Tuesday, April 12, 2011

We Could Use A Man Like Franklin Roosevelt Again



            Our country is in the midst of a great economic downturn, millions unemployed,  thousands facing foreclosures, prices rising,  tin-horn dictators meglomanically committing atrocities against their own people,  and the government in Washington DC appears paralyzed.  We could use a man like Franklin Roosevelt,  Again.

April 12, 1945 the nation was shocked to learn of the death of President Franklin Delano Roosevelt.  For most Americans alive today he is a figure in history.  Today, sixty-six years after his death conservatives who opposed his political policies are determined to gut most of what he did and what others built upon his work.  Political historians will argue whether FDR’s New Deal got America out of the Great Depression or whether it was World War II.  Yet had the billions spent on WWII been spent in the thirties on the programs advocated by FDR there would be no dispute the Depression would have ended by 1939.  Had he never wavered under conservative Republican pressure and cut spending in the late 1930's the recession of ‘38 wouldn’t have happened either.

            America was in a bad way when FDR took office in 1933, as was most of the industrialized world, and some nations like Germany and Italy had chosen the way of fascism.  Roosevelt restored Americans’  belief in their own destiny.  His ringing voice, spoken while standing with the use of heavy iron braces, lifted a nation off its knees and allowed it to stand tall again.  He pushed through a myriad of programs to ease the pain of the Great Depression which had caused 25% unemployment in the cities and thousands of farm and rural home foreclosures.  His Civilian Conservation Corps took thousands of young people  and taught them discipline and health and gave them a bit of money to send home.  His Works Progress Administration and Public Works Administration  built the infrastructure of America - roads, school buildings, pipelines many of which still today keep this country afloat.  He tried with the NRA to adopt wage and price controls, and when the Supreme Court came down on the side of big business and stopped it he pushed through the Wagner Labor Relations Act that settled once and for all (we thought) the right of workers to organize and collectively bargain.

             And then of course his greatest legislative achievement -- Social Security -- an insurance program funded by mandatory contributions from workers and their employers to guarantee seniors, upon retirement, some funds to live on.

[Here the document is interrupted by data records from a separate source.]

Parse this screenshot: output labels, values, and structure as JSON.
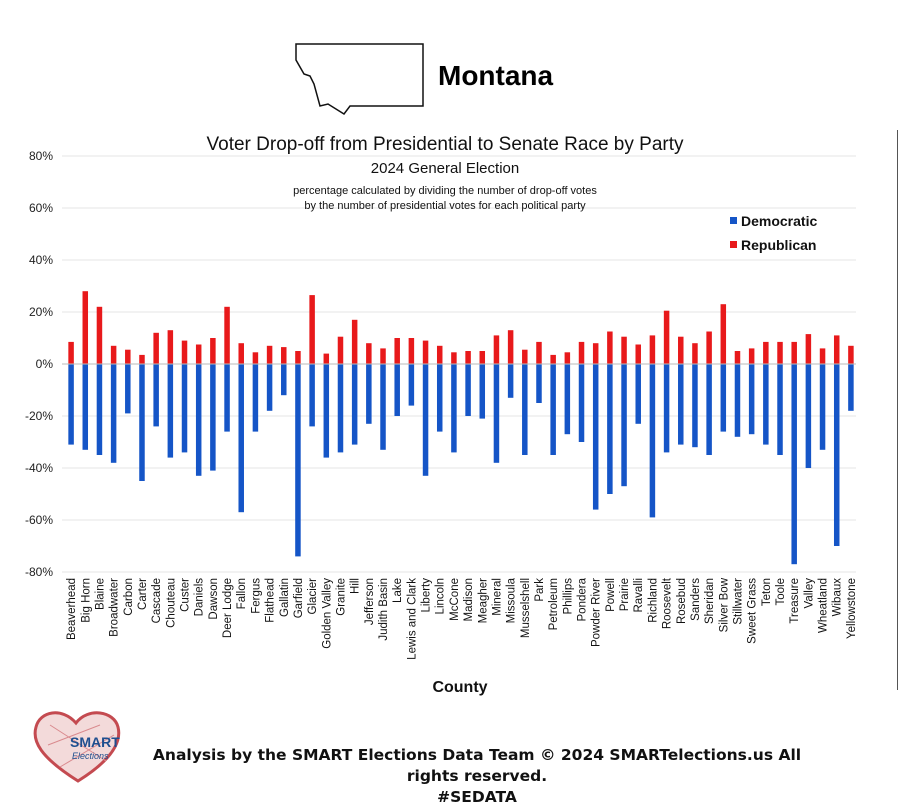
{
  "state": {
    "name": "Montana"
  },
  "footer": {
    "line1": "Analysis by the SMART Elections Data Team © 2024 SMARTelections.us All rights reserved.",
    "line2": "#SEDATA"
  },
  "logo": {
    "line1": "SMART",
    "line2": "Elections"
  },
  "chart_data": {
    "type": "bar",
    "title": "Voter Drop-off from Presidential to Senate Race by Party",
    "subtitle": "2024 General Election",
    "note_line1": "percentage calculated by dividing the number of drop-off votes",
    "note_line2": "by the number of presidential votes for each political party",
    "xlabel": "County",
    "ylabel": "",
    "ylim": [
      -80,
      80
    ],
    "yticks": [
      80,
      60,
      40,
      20,
      0,
      -20,
      -40,
      -60,
      -80
    ],
    "ytick_labels": [
      "80%",
      "60%",
      "40%",
      "20%",
      "0%",
      "-20%",
      "-40%",
      "-60%",
      "-80%"
    ],
    "grid": true,
    "legend_position": "top-right",
    "categories": [
      "Beaverhead",
      "Big Horn",
      "Blaine",
      "Broadwater",
      "Carbon",
      "Carter",
      "Cascade",
      "Chouteau",
      "Custer",
      "Daniels",
      "Dawson",
      "Deer Lodge",
      "Fallon",
      "Fergus",
      "Flathead",
      "Gallatin",
      "Garfield",
      "Glacier",
      "Golden Valley",
      "Granite",
      "Hill",
      "Jefferson",
      "Judith Basin",
      "Lake",
      "Lewis and Clark",
      "Liberty",
      "Lincoln",
      "McCone",
      "Madison",
      "Meagher",
      "Mineral",
      "Missoula",
      "Musselshell",
      "Park",
      "Petroleum",
      "Phillips",
      "Pondera",
      "Powder River",
      "Powell",
      "Prairie",
      "Ravalli",
      "Richland",
      "Roosevelt",
      "Rosebud",
      "Sanders",
      "Sheridan",
      "Silver Bow",
      "Stillwater",
      "Sweet Grass",
      "Teton",
      "Toole",
      "Treasure",
      "Valley",
      "Wheatland",
      "Wibaux",
      "Yellowstone"
    ],
    "series": [
      {
        "name": "Democratic",
        "color": "#1555c7",
        "values": [
          -31,
          -33,
          -35,
          -38,
          -19,
          -45,
          -24,
          -36,
          -34,
          -43,
          -41,
          -26,
          -57,
          -26,
          -18,
          -12,
          -74,
          -24,
          -36,
          -34,
          -31,
          -23,
          -33,
          -20,
          -16,
          -43,
          -26,
          -34,
          -20,
          -21,
          -38,
          -13,
          -35,
          -15,
          -35,
          -27,
          -30,
          -56,
          -50,
          -47,
          -23,
          -59,
          -34,
          -31,
          -32,
          -35,
          -26,
          -28,
          -27,
          -31,
          -35,
          -77,
          -40,
          -33,
          -70,
          -18
        ]
      },
      {
        "name": "Republican",
        "color": "#e8191b",
        "values": [
          8.5,
          28,
          22,
          7,
          5.5,
          3.5,
          12,
          13,
          9,
          7.5,
          10,
          22,
          8,
          4.5,
          7,
          6.5,
          5,
          26.5,
          4,
          10.5,
          17,
          8,
          6,
          10,
          10,
          9,
          7,
          4.5,
          5,
          5,
          11,
          13,
          5.5,
          8.5,
          3.5,
          4.5,
          8.5,
          8,
          12.5,
          10.5,
          7.5,
          11,
          20.5,
          10.5,
          8,
          12.5,
          23,
          5,
          6,
          8.5,
          8.5,
          8.5,
          11.5,
          6,
          11,
          7
        ]
      }
    ]
  }
}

The original program also initiated unemployment insurance and disability insurance so that families would not suffer when breadwinners lost their job nor would accidents destroy a workers ability to feed his family.

            To bring progress to areas of the country like the Appalachian South, that were ignored by the private sector because they didn’t see profits there, he established the Tennessee Valley Authority. The people of parts of seven states soon had access to cheap electricity and became a major market for post war consumer electric goods.  Had Congress passed FDR’s plan for eight other regional TVA’s half of America today would have inexpensive electric power and the great power monopolies would not be either as powerful or as rich.

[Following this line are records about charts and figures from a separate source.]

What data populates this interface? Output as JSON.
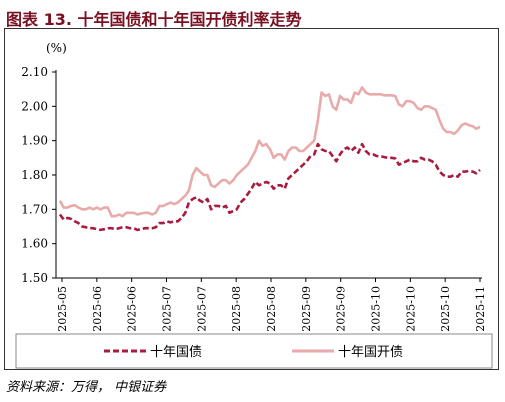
{
  "title": "图表 13. 十年国债和十年国开债利率走势",
  "source": "资料来源：万得， 中银证券",
  "chart_data": {
    "type": "line",
    "ylabel": "(%)",
    "ylim": [
      1.5,
      2.1
    ],
    "yticks": [
      1.5,
      1.6,
      1.7,
      1.8,
      1.9,
      2.0,
      2.1
    ],
    "grid": false,
    "legend": "bottom",
    "x_ticks": [
      "2025-05",
      "2025-06",
      "2025-06",
      "2025-07",
      "2025-07",
      "2025-08",
      "2025-08",
      "2025-09",
      "2025-09",
      "2025-10",
      "2025-10",
      "2025-10",
      "2025-11"
    ],
    "series": [
      {
        "name": "十年国债",
        "color": "#a81c3d",
        "style": "dashed",
        "values": [
          1.685,
          1.67,
          1.675,
          1.672,
          1.665,
          1.66,
          1.65,
          1.648,
          1.645,
          1.645,
          1.642,
          1.64,
          1.642,
          1.645,
          1.645,
          1.642,
          1.645,
          1.648,
          1.648,
          1.645,
          1.645,
          1.64,
          1.642,
          1.645,
          1.645,
          1.645,
          1.648,
          1.66,
          1.66,
          1.665,
          1.662,
          1.665,
          1.665,
          1.675,
          1.69,
          1.72,
          1.73,
          1.735,
          1.725,
          1.72,
          1.73,
          1.7,
          1.71,
          1.71,
          1.705,
          1.71,
          1.69,
          1.695,
          1.7,
          1.72,
          1.73,
          1.745,
          1.76,
          1.78,
          1.77,
          1.775,
          1.78,
          1.775,
          1.76,
          1.77,
          1.77,
          1.76,
          1.79,
          1.8,
          1.81,
          1.82,
          1.83,
          1.84,
          1.855,
          1.86,
          1.89,
          1.875,
          1.87,
          1.87,
          1.855,
          1.84,
          1.86,
          1.875,
          1.88,
          1.87,
          1.88,
          1.865,
          1.89,
          1.87,
          1.86,
          1.86,
          1.855,
          1.855,
          1.852,
          1.85,
          1.85,
          1.848,
          1.83,
          1.835,
          1.84,
          1.845,
          1.84,
          1.84,
          1.85,
          1.845,
          1.845,
          1.84,
          1.83,
          1.81,
          1.8,
          1.795,
          1.795,
          1.8,
          1.795,
          1.81,
          1.81,
          1.812,
          1.81,
          1.805,
          1.815
        ]
      },
      {
        "name": "十年国开债",
        "color": "#e8aaaa",
        "style": "solid",
        "values": [
          1.725,
          1.705,
          1.705,
          1.71,
          1.712,
          1.705,
          1.7,
          1.7,
          1.705,
          1.7,
          1.705,
          1.7,
          1.705,
          1.705,
          1.68,
          1.68,
          1.685,
          1.68,
          1.69,
          1.69,
          1.69,
          1.685,
          1.688,
          1.69,
          1.69,
          1.685,
          1.69,
          1.71,
          1.71,
          1.715,
          1.72,
          1.715,
          1.72,
          1.73,
          1.74,
          1.755,
          1.8,
          1.82,
          1.81,
          1.8,
          1.8,
          1.77,
          1.765,
          1.775,
          1.785,
          1.785,
          1.775,
          1.785,
          1.8,
          1.81,
          1.82,
          1.83,
          1.85,
          1.87,
          1.9,
          1.885,
          1.89,
          1.875,
          1.85,
          1.86,
          1.86,
          1.845,
          1.87,
          1.88,
          1.88,
          1.87,
          1.87,
          1.88,
          1.89,
          1.9,
          1.96,
          2.04,
          2.03,
          2.035,
          2.0,
          1.99,
          2.03,
          2.02,
          2.02,
          2.01,
          2.04,
          2.035,
          2.055,
          2.04,
          2.035,
          2.035,
          2.035,
          2.035,
          2.032,
          2.032,
          2.032,
          2.03,
          2.005,
          2.0,
          2.015,
          2.015,
          2.01,
          1.995,
          1.99,
          2.0,
          2.0,
          1.995,
          1.99,
          1.96,
          1.935,
          1.925,
          1.925,
          1.92,
          1.93,
          1.945,
          1.95,
          1.945,
          1.942,
          1.935,
          1.94
        ]
      }
    ]
  }
}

            Later as WWII was ending FDR got the GI Bill of Rights passed.  That single piece of legislation is most responsible for the post war growth and success of the middle class in America and the ability of the Greatest Generation to pass on to their children and grandchildren a better America.

            Franklin Delano Roosevelt was not a saint.  Nor was he always right (he mis- judged the Russians at Yalta) nor did he always handle things the smart way politically (he mishandled the so-called Court packing plan an idea which he never told people he had gotten from U.S. Grant).  But, FDR was a Leader with a capital L.  He modeled himself in many ways after his fifth cousin and uncle-in-law Theodore Roosevelt.  He will go down in history as the greatest President of the US in the 20th century - known for getting us out of the Great Depression and leading the world in defeating Nazism, fascism and militarism.  He was not an ideologue nor a constitutional lawyer.  He once explained that when faced with a problem you should try something, if that didn’t work try something else and if the second idea failed try a third, but most of all do something about a problem.  He believed that even though he belonged to the upper 10% of Americans measured by wealth, the 90% deserved their fair share of the American pie.  

            Now we have the Tea Party that would take us back to an America before the 20th century and House Republicans like Rep. Ryan who would abolish the Great Society,  ignore the New Frontier and undue the New Deal.  Whenever this nation has faced a great crisis a true leader has arisen: Washington during the Revolution, Lincoln at the time of the Civil War and FDR during the crises of the 1930’s .  We can only hope that in this 21st century America will again be blessed and a true national Leader with the skills and the compassion of Franklin Delano Roosevelt will enter the arena.